Canadian Jewish Political Affairs Committee
Israeli settlements defy peace process: Bernier

Canwest News Service Monday, January 14, 2008

RAMALLAH, West Bank – Canadian Foreign Minister Maxime Bernier told his Palestinian hosts Sunday that he intends to tell Israel that "any new settlements were contrary to the peace process."

But Bernier, who met with Israeli Prime Minister Ehud Olmert Sunday night and is scheduled to meet with Foreign Minister Tzipi Livni today, declined to say whether Canada considered Jewish housing projects in parts of the Holy City – claimed by the Palestinians for their future capital – as settlements, as U.S. Secretary of State Condoleezza Rice had indicated during an interview with an Israeli newspaper last week.

On the separate matter of much smaller Jewish outposts in the West Bank, which are often a collection of trailers clinging to a hilltop, Israeli media reported that Olmert told cabinet colleagues Sunday that it was a "disgrace" that his country had not removed them. Israel promised to do so four years ago as part of the so-called Middle East road map.

Olmert’s comment was in apparent response to remarks about Israel’s obligation to remove outposts by U.S. President George W. Bush when he visited Israel and the West Bank last week.

According to a statement from Olmert’s office, Bernier "expressed Canada’s friendship for the State of Israel and Ottawa’s support for the Annapolis process."

Olmert told Bernier that he hoped to meet soon with Prime Minister Stephen Harper either in Canada or in Israel, the statement said. As well as discussing the Israel-Palestinian peace process, Olmert and Bernier talked about the international campaign to thwart any Iranian attempt to acquire nuclear weapons.

Bernier spoke with President Mahmoud Abbas and Foreign Minister Riad Malki during his visit to the Palestinian Authority’s provisional capital on the fifth day of a six-day trip to India and the Middle East.

The Canadian foreign minister was in Ramallah to discuss the $300-million financial aid package that Canada announced at a Palestinian donors’ conference last month in Paris that had been called to strengthen the territory’s feeble public institutions and its struggling economy. Canada’s contribution was the fifth largest of any country at the Paris meeting.

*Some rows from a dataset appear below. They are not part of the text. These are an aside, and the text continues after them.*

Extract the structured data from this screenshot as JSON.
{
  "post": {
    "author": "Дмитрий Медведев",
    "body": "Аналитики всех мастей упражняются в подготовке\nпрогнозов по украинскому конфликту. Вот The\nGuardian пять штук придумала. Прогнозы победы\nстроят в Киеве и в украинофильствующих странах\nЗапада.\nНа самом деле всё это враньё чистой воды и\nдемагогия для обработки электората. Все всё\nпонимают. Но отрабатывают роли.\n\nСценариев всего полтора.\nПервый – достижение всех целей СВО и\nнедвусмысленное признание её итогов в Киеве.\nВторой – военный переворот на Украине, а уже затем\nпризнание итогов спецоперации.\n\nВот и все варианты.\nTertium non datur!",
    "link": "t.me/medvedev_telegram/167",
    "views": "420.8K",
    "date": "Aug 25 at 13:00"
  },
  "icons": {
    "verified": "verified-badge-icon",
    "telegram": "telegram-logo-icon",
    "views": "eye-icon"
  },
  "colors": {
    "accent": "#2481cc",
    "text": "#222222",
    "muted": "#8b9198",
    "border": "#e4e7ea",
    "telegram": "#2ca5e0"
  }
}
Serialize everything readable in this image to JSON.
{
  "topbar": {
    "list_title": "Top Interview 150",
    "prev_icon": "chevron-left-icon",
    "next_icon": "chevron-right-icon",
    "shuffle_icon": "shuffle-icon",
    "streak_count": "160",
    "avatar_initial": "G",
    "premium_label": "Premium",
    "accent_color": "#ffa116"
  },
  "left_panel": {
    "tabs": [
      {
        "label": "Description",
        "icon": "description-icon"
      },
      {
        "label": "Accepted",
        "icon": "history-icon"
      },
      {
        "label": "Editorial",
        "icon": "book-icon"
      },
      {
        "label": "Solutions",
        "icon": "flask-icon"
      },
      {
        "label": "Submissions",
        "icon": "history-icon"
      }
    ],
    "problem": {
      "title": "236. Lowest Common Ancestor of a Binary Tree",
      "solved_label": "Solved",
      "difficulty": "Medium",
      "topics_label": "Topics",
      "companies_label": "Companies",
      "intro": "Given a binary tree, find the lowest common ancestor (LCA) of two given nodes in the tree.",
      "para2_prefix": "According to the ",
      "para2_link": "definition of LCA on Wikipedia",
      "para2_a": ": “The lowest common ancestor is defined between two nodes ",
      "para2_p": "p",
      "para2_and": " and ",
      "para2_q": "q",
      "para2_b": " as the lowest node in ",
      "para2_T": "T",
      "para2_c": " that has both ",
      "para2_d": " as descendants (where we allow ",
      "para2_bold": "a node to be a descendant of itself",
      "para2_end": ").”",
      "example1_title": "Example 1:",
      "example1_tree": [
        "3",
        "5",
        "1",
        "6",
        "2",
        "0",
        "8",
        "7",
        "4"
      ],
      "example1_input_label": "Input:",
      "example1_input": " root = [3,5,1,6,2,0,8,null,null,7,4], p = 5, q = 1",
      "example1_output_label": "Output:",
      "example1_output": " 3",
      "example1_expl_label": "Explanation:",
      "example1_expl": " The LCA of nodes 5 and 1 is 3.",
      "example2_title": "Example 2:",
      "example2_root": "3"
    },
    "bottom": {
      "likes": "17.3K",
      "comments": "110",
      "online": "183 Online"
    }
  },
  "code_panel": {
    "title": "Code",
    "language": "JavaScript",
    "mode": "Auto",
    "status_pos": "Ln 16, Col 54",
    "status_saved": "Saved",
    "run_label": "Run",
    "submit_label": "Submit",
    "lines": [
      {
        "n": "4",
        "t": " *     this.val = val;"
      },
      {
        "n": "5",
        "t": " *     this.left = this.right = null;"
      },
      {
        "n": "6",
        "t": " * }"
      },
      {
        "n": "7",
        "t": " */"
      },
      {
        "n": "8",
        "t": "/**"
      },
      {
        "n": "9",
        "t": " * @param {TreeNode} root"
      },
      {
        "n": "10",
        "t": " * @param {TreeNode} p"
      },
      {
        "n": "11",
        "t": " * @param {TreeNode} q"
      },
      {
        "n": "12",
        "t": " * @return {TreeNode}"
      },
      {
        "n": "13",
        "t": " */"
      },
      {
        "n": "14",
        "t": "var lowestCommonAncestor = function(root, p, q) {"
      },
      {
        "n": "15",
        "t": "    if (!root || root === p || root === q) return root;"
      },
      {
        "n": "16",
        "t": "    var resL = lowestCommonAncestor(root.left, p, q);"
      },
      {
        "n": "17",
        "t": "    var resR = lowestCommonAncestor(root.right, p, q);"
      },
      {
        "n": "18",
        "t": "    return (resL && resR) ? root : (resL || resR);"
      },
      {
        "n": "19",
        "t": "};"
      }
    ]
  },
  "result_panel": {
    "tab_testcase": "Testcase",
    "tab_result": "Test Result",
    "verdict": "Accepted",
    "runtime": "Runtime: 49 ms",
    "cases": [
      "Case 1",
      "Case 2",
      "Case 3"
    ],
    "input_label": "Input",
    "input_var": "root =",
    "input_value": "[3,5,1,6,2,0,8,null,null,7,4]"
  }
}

"This funding will help the Palestinians build security, governance and prosperity and help combat hatred and incitement," Bernier said in a speech as Malki stood at his side, adding that this process would have the highest standards of accountability and transparency.

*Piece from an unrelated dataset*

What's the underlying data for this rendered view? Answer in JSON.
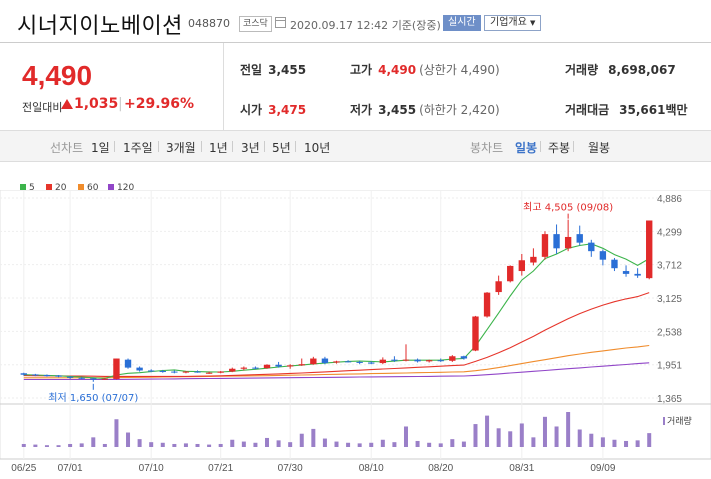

According to a background statement released later by Bernier’s office, a "due diligence protocol" employs monitoring throughout the life of the project to ensure that Canadian funds do not directly or indirectly fund a terrorist or terrorist group.

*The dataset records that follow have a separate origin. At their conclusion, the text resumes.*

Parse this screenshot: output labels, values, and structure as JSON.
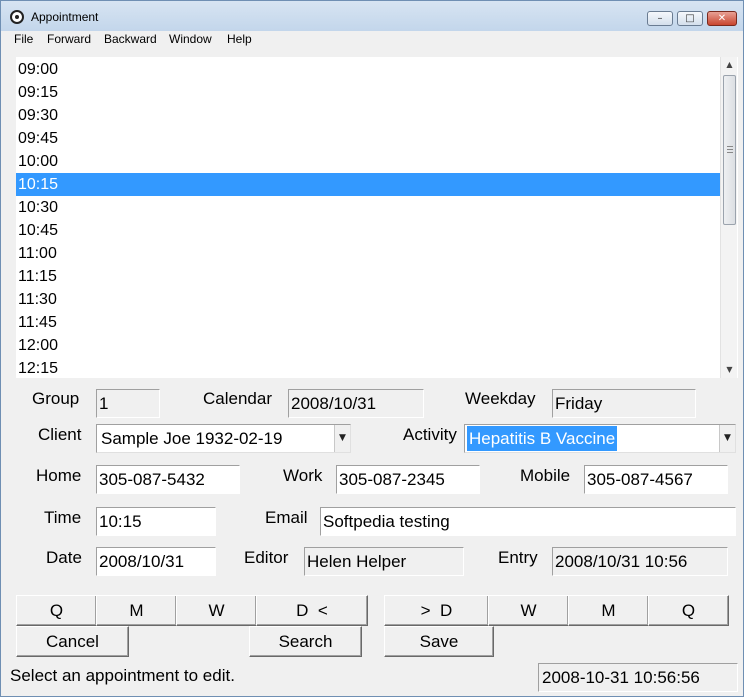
{
  "window": {
    "title": "Appointment",
    "controls": {
      "minimize": "–",
      "maximize": "□",
      "close": "✕"
    }
  },
  "menu": [
    "File",
    "Forward",
    "Backward",
    "Window",
    "Help"
  ],
  "times": [
    "09:00",
    "09:15",
    "09:30",
    "09:45",
    "10:00",
    "10:15",
    "10:30",
    "10:45",
    "11:00",
    "11:15",
    "11:30",
    "11:45",
    "12:00",
    "12:15"
  ],
  "selected_time_index": 5,
  "form": {
    "group": {
      "label": "Group",
      "value": "1"
    },
    "calendar": {
      "label": "Calendar",
      "value": "2008/10/31"
    },
    "weekday": {
      "label": "Weekday",
      "value": "Friday"
    },
    "client": {
      "label": "Client",
      "value": "Sample Joe 1932-02-19"
    },
    "activity": {
      "label": "Activity",
      "value": "Hepatitis B Vaccine"
    },
    "home": {
      "label": "Home",
      "value": "305-087-5432"
    },
    "work": {
      "label": "Work",
      "value": "305-087-2345"
    },
    "mobile": {
      "label": "Mobile",
      "value": "305-087-4567"
    },
    "time": {
      "label": "Time",
      "value": "10:15"
    },
    "email": {
      "label": "Email",
      "value": "Softpedia testing"
    },
    "date": {
      "label": "Date",
      "value": "2008/10/31"
    },
    "editor": {
      "label": "Editor",
      "value": "Helen Helper"
    },
    "entry": {
      "label": "Entry",
      "value": "2008/10/31 10:56"
    }
  },
  "nav_buttons": {
    "back_q": "Q",
    "back_m": "M",
    "back_w": "W",
    "back_d": "D  <",
    "fwd_d": ">  D",
    "fwd_w": "W",
    "fwd_m": "M",
    "fwd_q": "Q"
  },
  "actions": {
    "cancel": "Cancel",
    "search": "Search",
    "save": "Save"
  },
  "status": {
    "message": "Select an appointment to edit.",
    "clock": "2008-10-31 10:56:56"
  },
  "icons": {
    "app": "clock-icon",
    "scroll_up": "▲",
    "scroll_down": "▼",
    "dropdown": "▼"
  },
  "colors": {
    "selection": "#3399ff",
    "close_button": "#c8452f"
  }
}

Asked about the widely held view among Palestinian officials that that there has been a sharp tilt in Canadian policy in Israel’s favour since the Conservative government took power, Malki replied, "we believe in quiet diplomacy and that means a frank, open discussion with Canada. If we have any issues to raise with Canada we will do it this way. We are satisfied with the working relationship that we have."

Bernier also met on Sunday in Jerusalem with Israeli Defence Minister Ehud Barak.

While in India last week, Bernier took up the case of Montreal electronics businessman Saul Itzhayek, who has been in an Indian jail since last spring for having entered the country with an expired visa.

"These discussions were private," Bernier said in French of the representations he had made with the Indian government on Itzhayek’s behalf. "We asked that this case be put in order as soon as possible. It is an important case for us and we bring it up all the time."

According to former Liberal justice minister, Irwin Cotler, who is Itzhayek’s MP and "has championed his case and his cause," the 42 year old Montrealer was entrapped by Indian police who allegedly encouraged him to cross the border from Nepal to collect his passport, which his driver had taken to withdraw money from Canada from an Indian bank. Itzhayek, who was convicted of the visa offence in October, has charged that Indian police had suggested that if he paid a bribe he could resolve his predicament.

Without elaborating, parliamentary secretary Deepak Obhrai, who accompanied Bernier on his visit to India and the Middle East, said that Canada was hopeful that progress was being made on Itzhayek’s case.

The husband and father of two has lost more than 30 kilograms since being imprisoned in a remote mountainous area in northern India, according to family members in Montreal.